Psychic reading?

by sam on 12/27/2004

Over the past little while, I’ve been making my way through A Short History of Nearly Everything, which is a wonderful book. It’s a sort of comprehensive guide to scientific discovery through the ages, written by a guy who is not a scientist, but who interviewed some of the brainiest brains in the world and attempted to explain complex scientific theory to regular readers. Anyway, this past weekend, before I woke up Sunday morning to news of the earthquake/tidal wave, I actually read the chapter on the discovery of plate tectonics (which, amazingly, didn’t come about until the second half of the 20th century). So I actually understood a lot more than I ordinarily would have without having read so much. Some choice information that I wanted to share:

 

The constant turmoil keeps the plates from fusing into a single immobile plate. Assuming things continue much as at present, the Atlantic Ocean will expand until eventually it is much bigger than the Pacific. Much of California will float off and become a kind of Madagascar of the Pacific. Africa will push northward into Europe, squeezing the Mediterranean out of existence and thrusting up a chain of mountains of Himalayan majesty running from Paris to Calcutta. Australia will colonize the islands to is north and connect by some isthmian umbilicus to Asia

And then there’s this little nugget:

There are many surface features that tectonics can’t explain….Australia, meanwhile, has been tilting and sinking. Over the past 100 million years as it has drifted north toward Asia, its leading edge has sunk by some six hundred feet. It appears that Indonesia is very slowly drowning, and dragging Australia down with it.

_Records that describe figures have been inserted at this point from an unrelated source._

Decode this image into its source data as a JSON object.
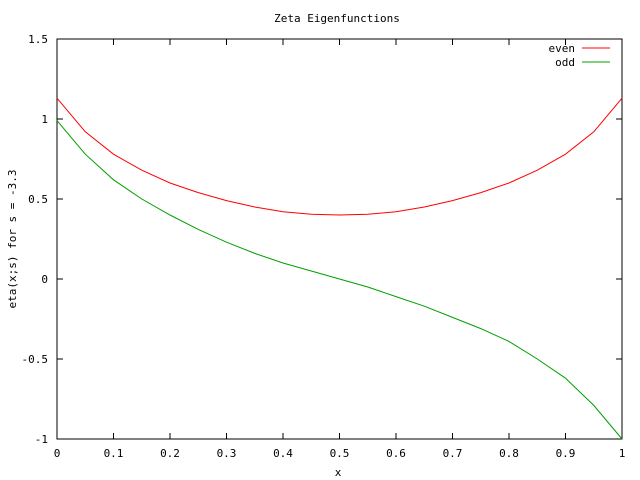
{
  "chart_data": {
    "type": "line",
    "title": "Zeta Eigenfunctions",
    "xlabel": "x",
    "ylabel": "eta(x;s) for s = -3.3",
    "xlim": [
      0,
      1
    ],
    "ylim": [
      -1,
      1.5
    ],
    "xticks": [
      "0",
      "0.1",
      "0.2",
      "0.3",
      "0.4",
      "0.5",
      "0.6",
      "0.7",
      "0.8",
      "0.9",
      "1"
    ],
    "yticks": [
      "-1",
      "-0.5",
      "0",
      "0.5",
      "1",
      "1.5"
    ],
    "grid": false,
    "legend_position": "top-right",
    "x": [
      0,
      0.05,
      0.1,
      0.15,
      0.2,
      0.25,
      0.3,
      0.35,
      0.4,
      0.45,
      0.5,
      0.55,
      0.6,
      0.65,
      0.7,
      0.75,
      0.8,
      0.85,
      0.9,
      0.95,
      1
    ],
    "series": [
      {
        "name": "even",
        "color": "#ff0000",
        "values": [
          1.13,
          0.92,
          0.78,
          0.68,
          0.6,
          0.54,
          0.49,
          0.45,
          0.42,
          0.405,
          0.4,
          0.405,
          0.42,
          0.45,
          0.49,
          0.54,
          0.6,
          0.68,
          0.78,
          0.92,
          1.13
        ]
      },
      {
        "name": "odd",
        "color": "#00a000",
        "values": [
          0.99,
          0.78,
          0.62,
          0.5,
          0.4,
          0.31,
          0.23,
          0.16,
          0.1,
          0.05,
          0.0,
          -0.05,
          -0.11,
          -0.17,
          -0.24,
          -0.31,
          -0.39,
          -0.5,
          -0.62,
          -0.79,
          -1.0
        ]
      }
    ]
  }
}
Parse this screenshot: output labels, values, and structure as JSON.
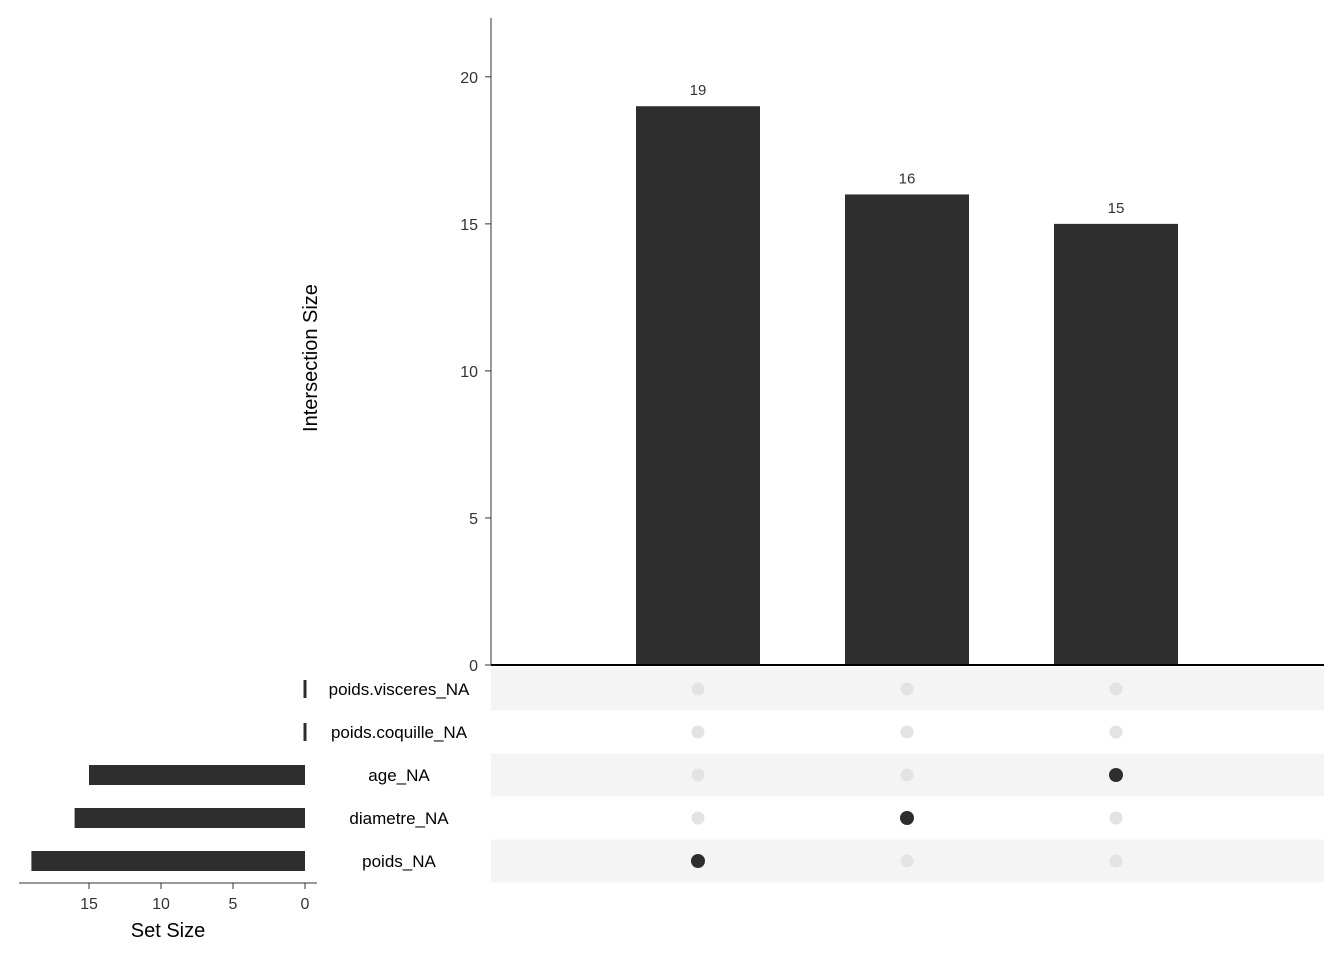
{
  "chart_data": {
    "type": "upset",
    "intersections": {
      "ylabel": "Intersection Size",
      "ylim": [
        0,
        22
      ],
      "yticks": [
        0,
        5,
        10,
        15,
        20
      ],
      "values": [
        19,
        16,
        15
      ],
      "data_labels": [
        "19",
        "16",
        "15"
      ],
      "members": [
        [
          "poids_NA"
        ],
        [
          "diametre_NA"
        ],
        [
          "age_NA"
        ]
      ]
    },
    "sets": {
      "xlabel": "Set Size",
      "names": [
        "poids.visceres_NA",
        "poids.coquille_NA",
        "age_NA",
        "diametre_NA",
        "poids_NA"
      ],
      "sizes": [
        0,
        0,
        15,
        16,
        19
      ],
      "xlim": [
        0,
        20
      ],
      "xticks": [
        15,
        10,
        5,
        0
      ]
    },
    "colors": {
      "bar": "#2e2e2e",
      "dot_active": "#2e2e2e",
      "dot_inactive": "#e3e3e3",
      "row_stripe": "#f4f4f4",
      "text": "#333333"
    }
  }
}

The confluence of my reading materials and life circumstances has happened to me before. When I went backpacking through Europe between college and law school, I spent the summer reading V. by Thomas Pynchon (it’s a really dense book). One of my favorite things to do was to schedule my museum viewing during the ridiculously long siestas when everything but the museums were closed during the summer, so I would also take my book and find a seat to read for a few hours, when there was nothing else to do. Anyway, I ended up sitting in the Uffizi in Florence, in front of the Birth of Venus by Botticelli, when I ended up reading the chapter where they attempt to actually steal the Birth of Venus out of the Uffizi. It was somewhat surreal.

 

Let’s just hope that this is all some really big coincidence, because I just finished reading the chapter on the possibilities of an asteroid striking the earth and wiping out all of civilization.